Embora a troca de técnico ao fim da temporada e a chegada de Vítor Pereira para o lugar de Dorival Jr tenha sido decisão quase unilateral do presidente do Flamengo, Rodolfo Landim, todos na hierarquia abaixo dele no futebol concordaram, e a partir daí se tornaram cúmplices do sucesso ou do fracasso da decisão. O começo da temporada 2023 indica que a mudança de rumo não foi inteligente em função dos resultados, mas há uma avaliação interna de que o trabalho precisava desse salto.
A derrota na Recopa, nos pênaltis, sem sofrer gols e com vitória de 1 a 0 no Maracanã pode ser considerada, mesmo que não para a torcida, um passo adiante na busca por uma equipe mais consistente. Por sua vez, a permanência de Vítor Pereira no cargo, com respaldo da direção e dos jogadores, funciona como o elo que evita a mudança mais profunda de todo o departamento de futebol do clube. É como jogar pega-varetas. Se tira a errada, tudo cai, como um castelo de areia. Demitir o treinador é tirar o escudo que ainda protege jogadores e diretoria.
Quando a direção decidiu mudar o comando técnico, se expôs. E expôs também um elenco milionário, que não pode ser reformulado da noite para o dia. Muitos em fase descendente. Dirigentes e atletas sabem que precisam “engolir” e “comprar” o trabalho de Vítor Pereira, que tem bons subsídios no dia a dia, para que todos cheguem juntos ao fim do ano, mesmo com algumas cicatrizes como as campanhas no Mundial e os vices da Supercopa e da Recopa.
“A equipe da sinais claros de melhorias e agora esperamos que apareçam também os resultados. Vamos continuar. Temos um clássico para dar uma resposta. Hoje fomos competentes e faltou traduzir em resultado”, afirmou Vítor Pereira após o vice da Recopa para o Del Valle.
Nesse momento o Flamengo enxerga o copo meio cheio. É como se o clube tivesse se dado conta, ao fim da temporada passada, que para planejar a longo prazo precisaria quase que abrir mão do começo de 2023 recheado de expectativas pelas disputas que se avizinhavam. Todas agora encerradas, sem nenhuma conquista. Ficou a sensação de derrota, de que o técnico escolhido não foi o correto, de que a reformulação profunda precisa acontecer, com a saída do vice de futebol Marcos Braz e todo o componente emocional e político de momentos de crise.

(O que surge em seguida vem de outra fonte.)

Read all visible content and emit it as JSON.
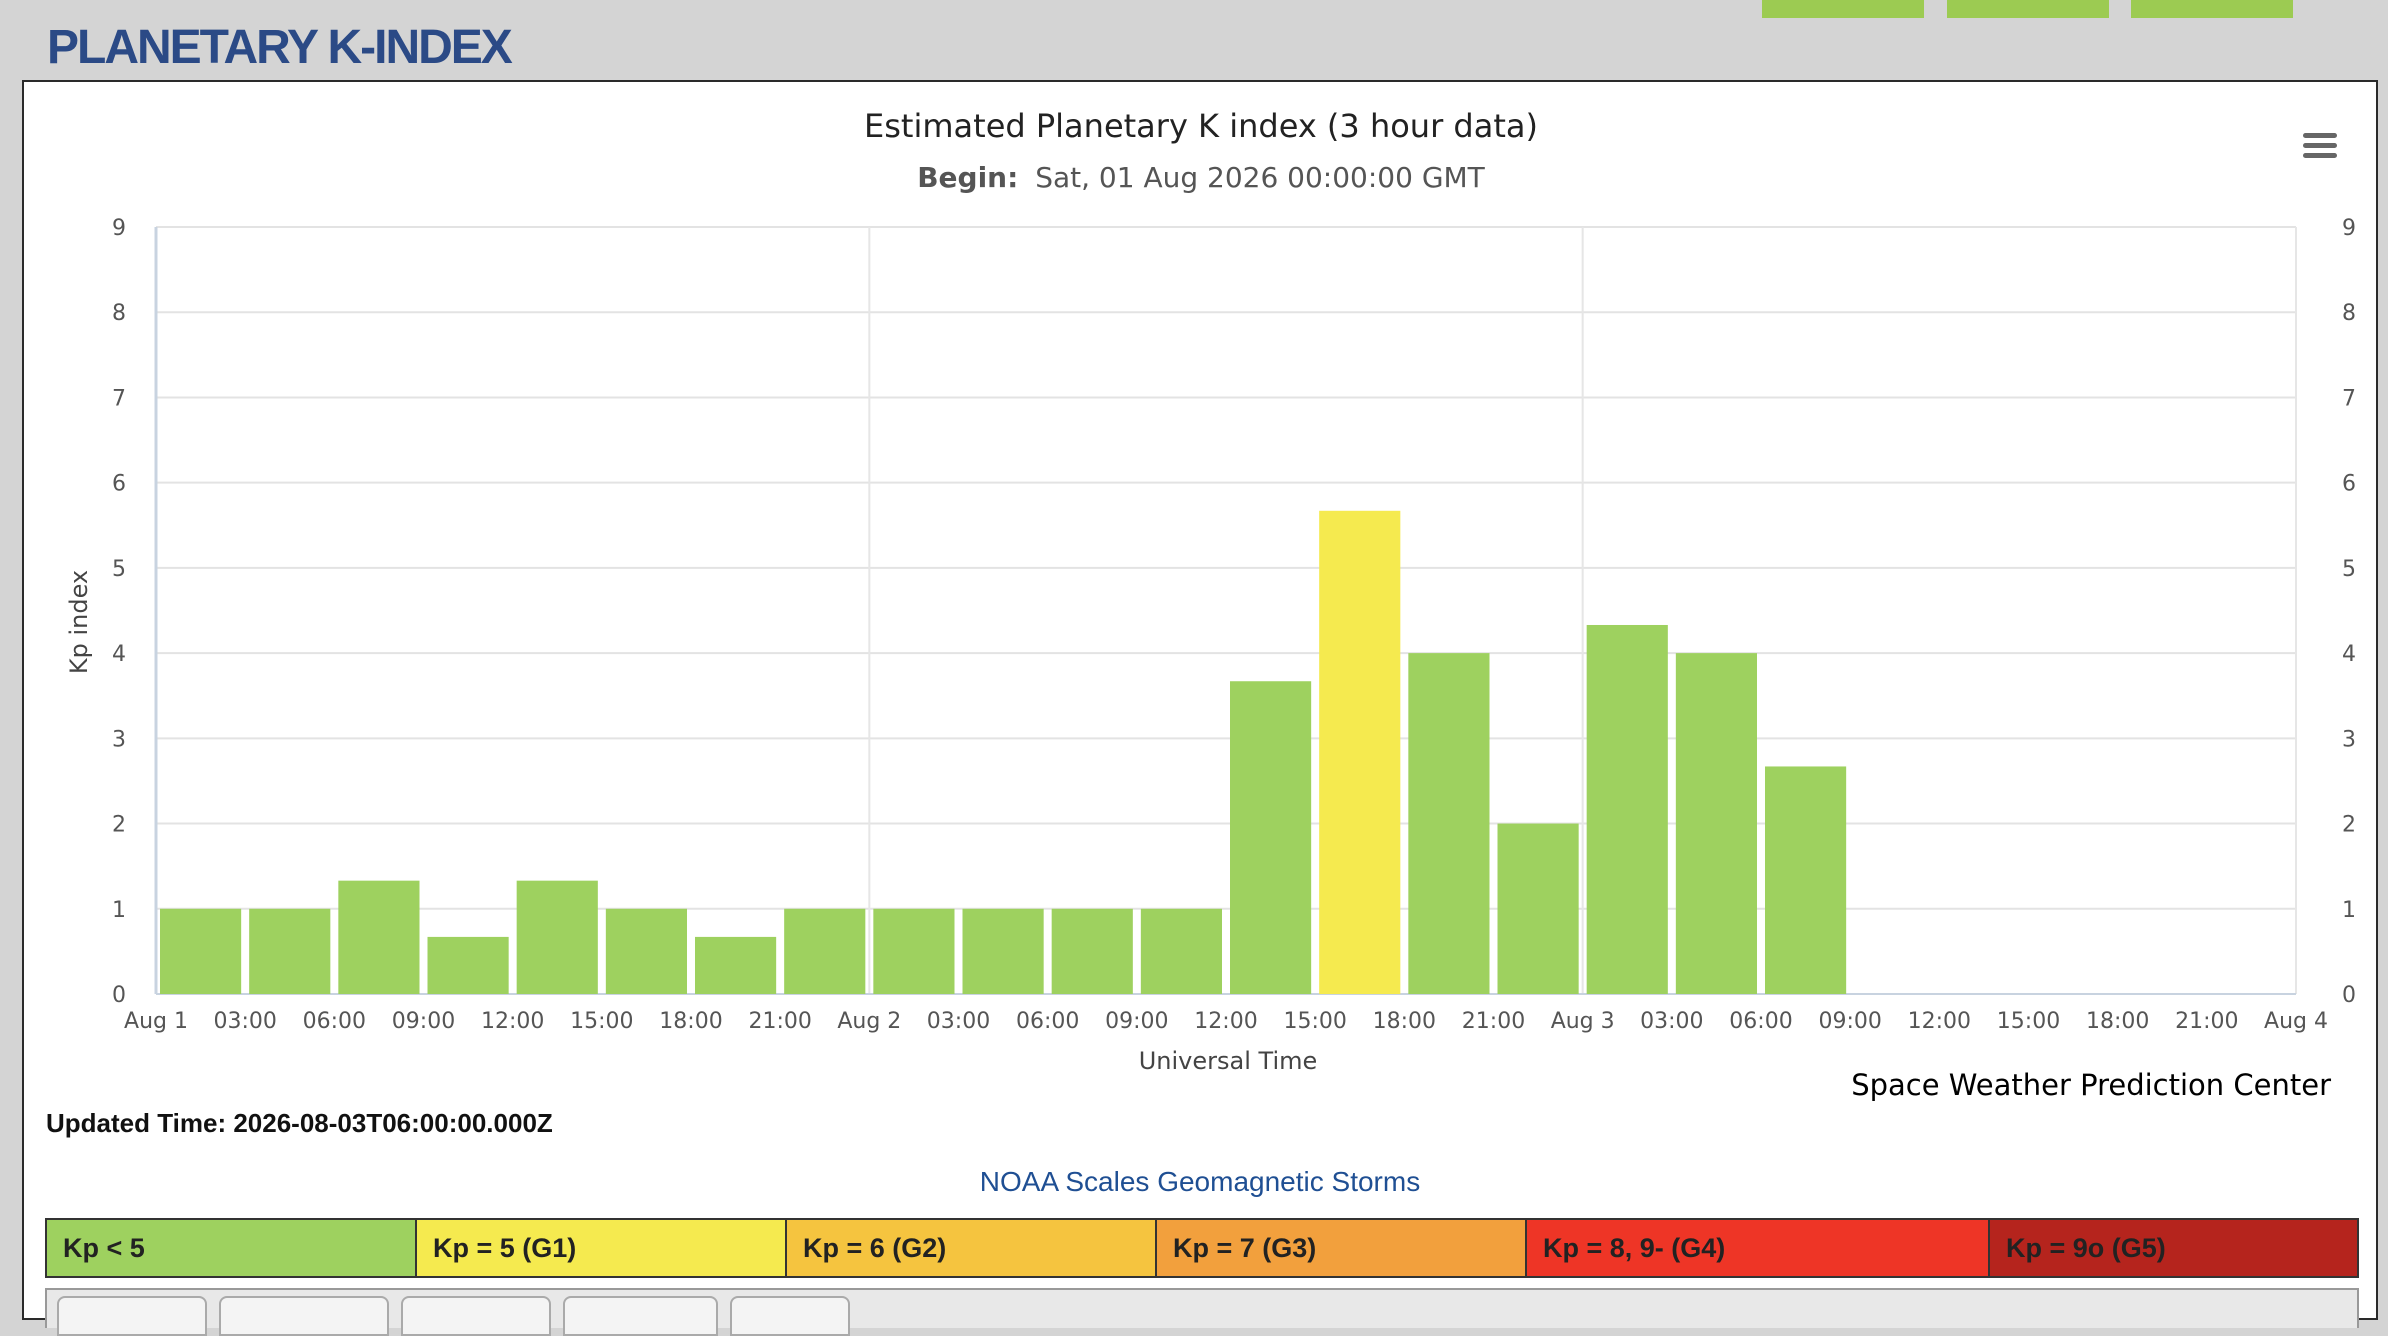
{
  "page": {
    "title": "PLANETARY K-INDEX"
  },
  "chart_data": {
    "type": "bar",
    "title": "Estimated Planetary K index (3 hour data)",
    "subtitle_label": "Begin:",
    "subtitle_value": "Sat, 01 Aug 2026 00:00:00 GMT",
    "xlabel": "Universal Time",
    "ylabel": "Kp index",
    "ylim": [
      0,
      9
    ],
    "yticks": [
      0,
      1,
      2,
      3,
      4,
      5,
      6,
      7,
      8,
      9
    ],
    "x_tick_labels": [
      "Aug 1",
      "03:00",
      "06:00",
      "09:00",
      "12:00",
      "15:00",
      "18:00",
      "21:00",
      "Aug 2",
      "03:00",
      "06:00",
      "09:00",
      "12:00",
      "15:00",
      "18:00",
      "21:00",
      "Aug 3",
      "03:00",
      "06:00",
      "09:00",
      "12:00",
      "15:00",
      "18:00",
      "21:00",
      "Aug 4"
    ],
    "right_axis": true,
    "grid": true,
    "values": [
      1.0,
      1.0,
      1.33,
      0.67,
      1.33,
      1.0,
      0.67,
      1.0,
      1.0,
      1.0,
      1.0,
      1.0,
      3.67,
      5.67,
      4.0,
      2.0,
      4.33,
      4.0,
      2.67
    ],
    "colors": {
      "kp_below_5": "#9ed15f",
      "kp_5": "#f5ea4f",
      "kp_6": "#f5c43f"
    },
    "credit": "Space Weather Prediction Center"
  },
  "updated": {
    "label": "Updated Time:",
    "value": "2026-08-03T06:00:00.000Z"
  },
  "scales_link": "NOAA Scales Geomagnetic Storms",
  "legend": [
    {
      "label": "Kp < 5",
      "color": "#9ed15f"
    },
    {
      "label": "Kp = 5 (G1)",
      "color": "#f5ea4f"
    },
    {
      "label": "Kp = 6 (G2)",
      "color": "#f5c43f"
    },
    {
      "label": "Kp = 7 (G3)",
      "color": "#f2a03d"
    },
    {
      "label": "Kp = 8, 9- (G4)",
      "color": "#ee3526"
    },
    {
      "label": "Kp = 9o (G5)",
      "color": "#b5241d"
    }
  ],
  "icons": {
    "menu": "hamburger-menu-icon"
  }
}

Virão pela frente, além do Vasco no domingo, as sentenças de início de ano. E o Flamengo aprendeu nos últimos anos, quer com uma gestão mais ou menos profissional, que o que importa é como termina. Assim, atletas e comissão técnica se mobilizaram em uma espécie de pacto diante das boas ideias de Vítor Pereira apresentadas até aqui. Sem tempo para treinar, com decisões trepadas, todos indicaram comprar o barulho do treinador para que a partir de agora o trabalho ganhe corpo.
Pereira também indicou internamente que após as decisões faria mexidas mais profundas na tentativa de criar sistemas flexíveis de jogo. E que para isso jogaria quem estivesse melhor. Passados três torneios, fica claro que o quarteto ofensivo não é imune às mexidas. Gabigol, Pedro, Arrascaeta e Éverton Ribeiro alternaram bons e maus momentos, mas para o coletivo tê-los juntos nas partidas mais importantes não foi tão positivo assim. O técnico introduziu aos poucos soluções momentâneas que agora podem ganhar sequência, como Cebolinha.
A ideia segue sendo reforçar o grupo com duas ou três peças até a janela de abril ou quiçá no meio do ano. Movimento que normalmente garante boas manchetes e semanas de estabilidade para a diretoria que se acostumou a reconfigurar o planejamento com ele em curso para buscar os títulos. Se Vítor Pereira vai durar até o fim da temporada e cumprir feito inédito na gestão de Landim só o tempo dirá. Mas é possível afirmar que hoje o trabalho dele mal começou e a partir de agora, com mais tempo, é que a avaliação do Flamengo sobre seu futuro vai se dar.